Stats primer

What you need to know about Bayesian Statistics

Bayesian statistics is built around the idea of posterior inference. The posterior distribution is the probability distribution of the parameters, \(\theta\), of some model given observed data, \(x\). In math: \( p(\theta | s) \). Per Bayes theorem, the posterior distribution can be written in terms of other distributions,

\[ p(\theta | s) = \frac{p(x|\theta)p(\theta)}{p(x)}. \]

Where \( p(x|\theta) \) is the likelihood of the observations given the parameters of our model; \( p(\theta) \) is the prior distribution, which defines our beliefs about the model parameters in the absence of data; and \( p(x) \) is the marginal likelihood, which the likelihood of the data marginalized over all possible models. Of these, the likelihood and prior are the two distributions we're most concerned with. The marginal likelihood, which is defined as

\[ p(x) = \int p(x|\theta)p(\theta) d\theta \]

is notoriously difficult and a lot of effort in Bayesian computation goes toward making the marginal likelihood go away, so we won't talk about it much.

Finite mixture models

A mixture model is a weighted sum of probabilistic distributions. Here is an example of bimodal mixture model.

drawing

This mixture model is defined as the sum of two Normal distributions:

\[ p(x) = \frac{1}{2} N(x; \mu=-3, \sigma^2=1) + \frac{1}{2} N(x; \mu=3, \sigma^2=1). \]

In lace, we will often use the term mixture component to refer to an individual model within a mixture.

In general a mixture distribution has the form

\[ p(x|\theta) = \sum_{i=1}^K w_i , p(x|\theta_i), \]

where \(K\) is the number of mixture components, \(w_i\) is the \(i^{th}\) weight, and all weights are positive and sum to 1.

To draw a mixture model from the prior,

  1. Draw the weights, \( w \sim \text{Dirichlet}(\alpha) \), where \(\alpha\) is a \(K\)-length vector of values in \((0, \infty)\).
  2. For \(i \in {1, ..., K}\) draw \( \theta_i \sim p(\theta) \)

As a note, we usually use one \(\alpha\) value repeated \(K\) times rather than \(K\) distinct values.
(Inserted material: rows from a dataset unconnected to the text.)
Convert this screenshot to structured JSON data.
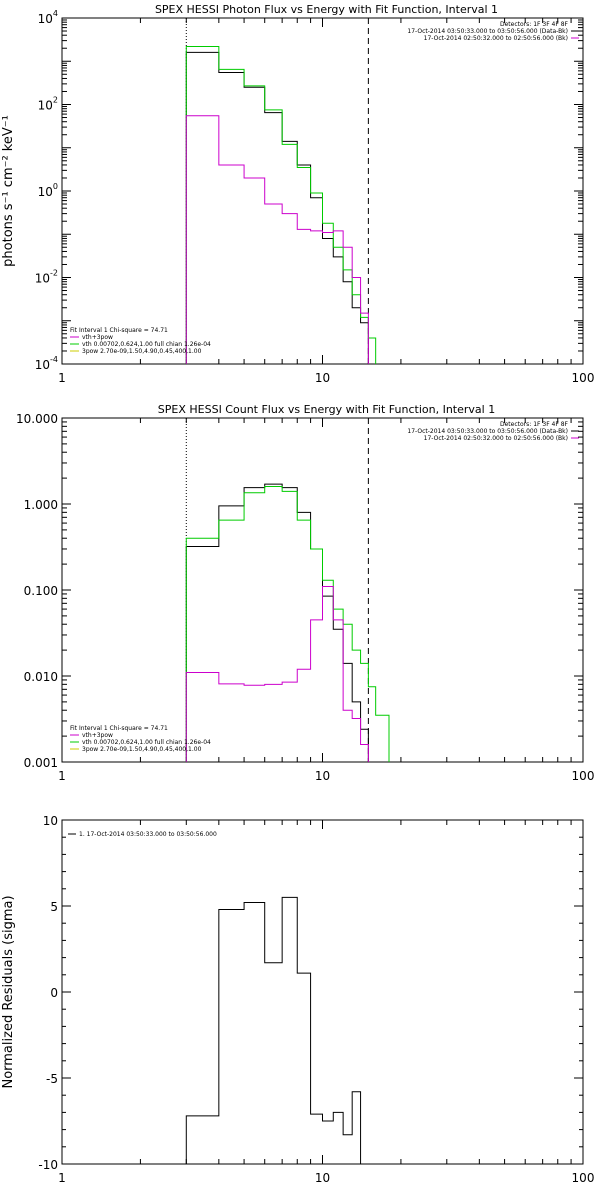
{
  "chart_data": [
    {
      "type": "line",
      "title": "SPEX HESSI Photon Flux vs Energy with Fit Function, Interval 1",
      "ylabel": "photons s⁻¹ cm⁻² keV⁻¹",
      "xscale": "log",
      "yscale": "log",
      "xlim": [
        1,
        100
      ],
      "ylim": [
        0.0001,
        10000
      ],
      "xticks": [
        "1",
        "10",
        "100"
      ],
      "yticks": [
        {
          "base": "10",
          "exp": "-4",
          "v": 0.0001
        },
        {
          "base": "10",
          "exp": "-2",
          "v": 0.01
        },
        {
          "base": "10",
          "exp": "0",
          "v": 1
        },
        {
          "base": "10",
          "exp": "2",
          "v": 100
        },
        {
          "base": "10",
          "exp": "4",
          "v": 10000
        }
      ],
      "vlines": [
        {
          "x": 3,
          "style": "dotted"
        },
        {
          "x": 15,
          "style": "dashed"
        }
      ],
      "legend_top": {
        "header": "Detectors: 1F 3F 4F 8F",
        "entries": [
          {
            "label": "17-Oct-2014 03:50:33.000 to 03:50:56.000 (Data-Bk)",
            "color": "#000000"
          },
          {
            "label": "17-Oct-2014 02:50:32.000 to 02:50:56.000 (Bk)",
            "color": "#cc00cc"
          }
        ]
      },
      "legend_bottom": {
        "header": "Fit Interval 1    Chi-square = 74.71",
        "entries": [
          {
            "label": "vth+3pow",
            "color": "#cc00cc"
          },
          {
            "label": "vth 0.00702,0.624,1.00  full chian 1.26e-04",
            "color": "#00cc00"
          },
          {
            "label": "3pow 2.70e-09,1.50,4.90,0.45,400,1.00",
            "color": "#cccc00"
          }
        ]
      },
      "series": [
        {
          "color": "#000000",
          "edges": [
            3,
            4,
            5,
            6,
            7,
            8,
            9,
            10,
            11,
            12,
            13,
            14,
            15
          ],
          "values": [
            1600,
            550,
            250,
            65,
            14,
            4,
            0.7,
            0.08,
            0.03,
            0.008,
            0.002,
            0.0009
          ]
        },
        {
          "color": "#00cc00",
          "edges": [
            3,
            4,
            5,
            6,
            7,
            8,
            9,
            10,
            11,
            12,
            13,
            14,
            15,
            16
          ],
          "values": [
            2200,
            650,
            270,
            75,
            12,
            3.5,
            0.9,
            0.18,
            0.05,
            0.015,
            0.004,
            0.0012,
            0.0004
          ]
        },
        {
          "color": "#cc00cc",
          "edges": [
            3,
            4,
            5,
            6,
            7,
            8,
            9,
            10,
            11,
            12,
            13,
            14,
            15
          ],
          "values": [
            55,
            4,
            2,
            0.5,
            0.3,
            0.13,
            0.12,
            0.11,
            0.12,
            0.05,
            0.01,
            0.0015
          ]
        }
      ]
    },
    {
      "type": "line",
      "title": "SPEX HESSI Count Flux vs Energy with Fit Function, Interval 1",
      "xscale": "log",
      "yscale": "log",
      "xlim": [
        1,
        100
      ],
      "ylim": [
        0.001,
        10
      ],
      "xticks": [
        "1",
        "10",
        "100"
      ],
      "yticks": [
        {
          "label": "0.001",
          "v": 0.001
        },
        {
          "label": "0.010",
          "v": 0.01
        },
        {
          "label": "0.100",
          "v": 0.1
        },
        {
          "label": "1.000",
          "v": 1
        },
        {
          "label": "10.000",
          "v": 10
        }
      ],
      "vlines": [
        {
          "x": 3,
          "style": "dotted"
        },
        {
          "x": 15,
          "style": "dashed"
        }
      ],
      "legend_top": {
        "header": "Detectors: 1F 3F 4F 8F",
        "entries": [
          {
            "label": "17-Oct-2014 03:50:33.000 to 03:50:56.000 (Data-Bk)",
            "color": "#000000"
          },
          {
            "label": "17-Oct-2014 02:50:32.000 to 02:50:56.000 (Bk)",
            "color": "#cc00cc"
          }
        ]
      },
      "legend_bottom": {
        "header": "Fit Interval 1    Chi-square = 74.71",
        "entries": [
          {
            "label": "vth+3pow",
            "color": "#cc00cc"
          },
          {
            "label": "vth 0.00702,0.624,1.00  full chian 1.26e-04",
            "color": "#00cc00"
          },
          {
            "label": "3pow 2.70e-09,1.50,4.90,0.45,400,1.00",
            "color": "#cccc00"
          }
        ]
      },
      "series": [
        {
          "color": "#000000",
          "edges": [
            3,
            4,
            5,
            6,
            7,
            8,
            9,
            10,
            11,
            12,
            13,
            14,
            15
          ],
          "values": [
            0.32,
            0.95,
            1.55,
            1.7,
            1.55,
            0.8,
            0.3,
            0.085,
            0.035,
            0.014,
            0.005,
            0.0024
          ]
        },
        {
          "color": "#00cc00",
          "edges": [
            3,
            4,
            5,
            6,
            7,
            8,
            9,
            10,
            11,
            12,
            13,
            14,
            15,
            16,
            17,
            18
          ],
          "values": [
            0.4,
            0.65,
            1.35,
            1.6,
            1.4,
            0.65,
            0.3,
            0.13,
            0.06,
            0.04,
            0.02,
            0.014,
            0.0075,
            0.0035,
            0.0035
          ]
        },
        {
          "color": "#cc00cc",
          "edges": [
            3,
            4,
            5,
            6,
            7,
            8,
            9,
            10,
            11,
            12,
            13,
            14,
            15
          ],
          "values": [
            0.011,
            0.0081,
            0.0078,
            0.008,
            0.0085,
            0.012,
            0.045,
            0.11,
            0.045,
            0.004,
            0.0032,
            0.0016
          ]
        }
      ]
    },
    {
      "type": "line",
      "ylabel": "Normalized Residuals (sigma)",
      "xscale": "log",
      "yscale": "linear",
      "xlim": [
        1,
        100
      ],
      "ylim": [
        -10,
        10
      ],
      "xticks": [
        "1",
        "10",
        "100"
      ],
      "yticks": [
        {
          "label": "10",
          "v": 10
        },
        {
          "label": "5",
          "v": 5
        },
        {
          "label": "0",
          "v": 0
        },
        {
          "label": "-5",
          "v": -5
        },
        {
          "label": "-10",
          "v": -10
        }
      ],
      "legend_top": {
        "entries": [
          {
            "label": "1. 17-Oct-2014 03:50:33.000 to 03:50:56.000",
            "color": "#000000"
          }
        ]
      },
      "series": [
        {
          "color": "#000000",
          "edges": [
            3,
            4,
            5,
            6,
            7,
            8,
            9,
            10,
            11,
            12,
            13,
            14,
            15
          ],
          "values": [
            -7.2,
            4.8,
            5.2,
            1.7,
            5.5,
            1.1,
            -7.1,
            -7.5,
            -7.0,
            -8.3,
            -5.8,
            -10
          ]
        }
      ]
    }
  ]
}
We do not often have reason to think that any one component is more likely than the other, and reducing a vector to one value reduces the number of dimensions in our model.

Dirichlet process mixture models (DPMM)

Suppose we don't know how many components are in our model. Given \(N\) data, there could be as few as 1 and as many as \(N\) components. To infer the number of components or categories, we place a prior on how categories are formed. One such prior is the Dirichlet process. To explain the Dirichlet process we use the Chinese restaurant process (CRP) formalization.

The CRP metaphor works like this: you are on your lunch break and, as one often does, you to usual luncheon spot: a magical Chinese restaurant where the rules of reality do not apply. Today you happen to arrive a bit before open and, as such, are the first customer to be seated. There is exactly one table with exactly one seat. You sit at that table. Or was the table instantiated for you? Who knows. The next customer arrives. They have a choice. They can sit with you or they can sit at a table alone. Customers at this restaurant love to sit together (customers of interdimensional restaurants tend to be very social creatures), but the owners offer a discount to customers who instantiate new tables. Mathematically, a customer sits at a table with probability

\[ p(z_i = k) = \begin{cases} \frac{n_k}{N_{-i}+\alpha}, & \text{if $k$ exists} \\ \frac{\alpha}{N_{-i}+\alpha}, & \text{otherwise} \end{cases}, \]

where \(z_i\) is the table of customer i, \(n_k\) is the number of customers currently seated at table \(k\), and \(N_{-i}\) is the total number of seated customers, not including customer i (who is still deciding where to sit).

Under the CRP formalism, we make inferences about what datum belongs to which category. The weight vector is implicit. That's it. For information on how inference is done in DPMMs check out the literature recommendations.